Sunday, June 16, 2013

Quinoa Granola

Quinoa Granola

Ingredients

1 cup uncooked quinoa
2 1/2 cup uncooked oats
3/4 cup almonds (whole or sliced)
1/4 cup chopped pecans
1/2 cup sunflower seeds
1/4 cup hemp seeds (optional)
1/4 shredded unsweetened coconut
3/4 cup maple syrup
1 tsp vanilla
2 tsp cinnamon
2/3 cup dired fruit or berries (I like blueberries and cranberries best)

Directions

Preheat oven to 225.
Combine quinoa, oats, nuts, seeds, and coconut (is coconut considered a nut?)
Mix maple syrup and vanilla together then stir it into dry mixture until everything is evenly combined. 
Spread granola out on baking sheet into a thin layer.
Bake for 1 hour.
Let cool, remove from baking sheet and add dried fruit.

Banana Wheatgrass Soup

A couple weeks ago I ordered Banana Lemongrass Soup at a restaurant.

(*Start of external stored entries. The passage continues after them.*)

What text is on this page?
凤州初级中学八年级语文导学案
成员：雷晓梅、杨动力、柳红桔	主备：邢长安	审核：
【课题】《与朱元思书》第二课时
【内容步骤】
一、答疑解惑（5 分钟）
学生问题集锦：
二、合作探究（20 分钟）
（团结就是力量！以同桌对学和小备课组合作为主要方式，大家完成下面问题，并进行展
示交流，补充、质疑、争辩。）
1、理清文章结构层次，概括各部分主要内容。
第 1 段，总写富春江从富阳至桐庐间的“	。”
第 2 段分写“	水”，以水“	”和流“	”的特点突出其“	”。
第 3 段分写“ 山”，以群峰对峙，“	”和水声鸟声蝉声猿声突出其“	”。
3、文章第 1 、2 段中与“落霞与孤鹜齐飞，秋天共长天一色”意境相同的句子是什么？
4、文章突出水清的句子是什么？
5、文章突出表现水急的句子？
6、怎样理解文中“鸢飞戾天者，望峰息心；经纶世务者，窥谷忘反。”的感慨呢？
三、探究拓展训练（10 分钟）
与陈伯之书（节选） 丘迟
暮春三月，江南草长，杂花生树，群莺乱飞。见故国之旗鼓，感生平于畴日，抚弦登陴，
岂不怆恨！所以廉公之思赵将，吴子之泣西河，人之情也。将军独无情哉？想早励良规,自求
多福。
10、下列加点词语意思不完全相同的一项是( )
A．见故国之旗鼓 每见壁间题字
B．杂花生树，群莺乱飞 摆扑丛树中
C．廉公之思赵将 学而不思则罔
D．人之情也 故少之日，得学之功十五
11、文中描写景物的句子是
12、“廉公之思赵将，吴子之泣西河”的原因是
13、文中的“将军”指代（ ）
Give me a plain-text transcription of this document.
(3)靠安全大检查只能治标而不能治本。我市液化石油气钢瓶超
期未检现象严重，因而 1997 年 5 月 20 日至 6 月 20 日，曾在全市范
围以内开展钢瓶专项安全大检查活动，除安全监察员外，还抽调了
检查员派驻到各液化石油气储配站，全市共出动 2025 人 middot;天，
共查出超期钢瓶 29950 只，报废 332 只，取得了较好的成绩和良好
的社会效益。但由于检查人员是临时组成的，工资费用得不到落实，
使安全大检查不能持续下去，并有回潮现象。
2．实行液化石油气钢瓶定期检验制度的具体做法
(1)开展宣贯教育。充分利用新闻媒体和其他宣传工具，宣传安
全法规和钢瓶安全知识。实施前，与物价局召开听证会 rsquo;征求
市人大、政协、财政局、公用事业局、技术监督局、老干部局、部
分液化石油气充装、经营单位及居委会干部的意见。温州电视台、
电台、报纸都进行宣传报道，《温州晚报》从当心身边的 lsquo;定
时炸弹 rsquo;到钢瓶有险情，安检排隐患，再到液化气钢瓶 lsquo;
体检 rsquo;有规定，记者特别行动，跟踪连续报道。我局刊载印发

It sounded weird, but I love bananas, I had no idea what lemongrass was, and I was feel adventurous. It turned out to be SO good. So good, in fact, that I wanted to recreate it at home. So I looked online and tried to find a recipe and surprisingly there were quite a few. I ended up using a couple different recipes to make mine. With my shopping list in hand, I was off to the grocery store. I went to 3 different stores and couldn't find lemongrass anywhere. I never ended up finding it, but Karl said wheatgrass was probably similar so I got that instead. I still have no idea what lemongrass looks like, I think it's more similar to a leek? Anyway, using the wheatgrass turned out great! It was sweet, but savory and spicy. So good!

Banana Wheatgrass Soup

Ingredients

1/4 cup olive oil
1 cup sliced bananas (the riper the better)
1 cup yellow onion- chopped
1 cup leak- chopped
1 cup chopped celery
3/4 cup carrot- chopped
2 garlic cloves- smashed
1 tbsp wheatgrass
1-2 tbsp hot chili paste, depending on how spicy you want it (I use about 1.5 tbsp)
1 tbsp lemon juice
1 tsp cumin
1/2 cup orange juice
3 1/2 cup vegetable stock
1 can unsweetened coconut milk (14 oz)
Salt and Pepper

Directions

In large saucepan- heat olive oil over medium/high heat. 
Add bananas, saute for 4 minutes- until they start to brown. Flip.
Add onion, leek, celery, carrots, garlic, wheatgrass, chili paste, and lemon juice. Saute 10 minutes.
Add cumin, reduce heat to medium, saute 2 more minutes.
Add orange juice, reduce heat to low, simmer for 2 minutes.
Add vegetable stock, simmer for 10 minutes. 
Puree in batches until all soup is smooth. Sir in coconut milk and salt and pepper to taste. 
Enjoy!





Pork with Pineapple-Mango Salsa

This is a perfect summer dinner- easy to put together and the salsa is so refreshing!
This recipe was adapted from Family Circle magazine

Pork with Pineapple-Mango Salsa

Ingredients

Salsa

2 cups cubed pineapple
2 cups cubed mango (1 large)
1/4 cup chopped onion
2 green onion, thinly sliced
1/4 cup cilantro leaves- chopped
2 jalapeno peppers- seeded and chopped
1/4 tsp salt

Pork

1 pork shoulder (about 3 lbs)
1 tbsp olive oil
4 tsp paprika
2 tsp salt
1/2 tsp black pepper
2 large sweet potatoes (optional)

Directions

To make the salsa: combine all ingredients in a large bowl, cover and chill until serving.
For the pork: Preheat oven to 450. Place pork shoulder in baking dish. Cover pork shoulder with olive oil then rub the rest of the seasonings on all sides. 
I chopped up 2 sweet potatoes and baked them with the pork.
Bake for about 1hr and 15 minutes.
Serve pork and sweet potatoes with salsa on the top. Enjoy!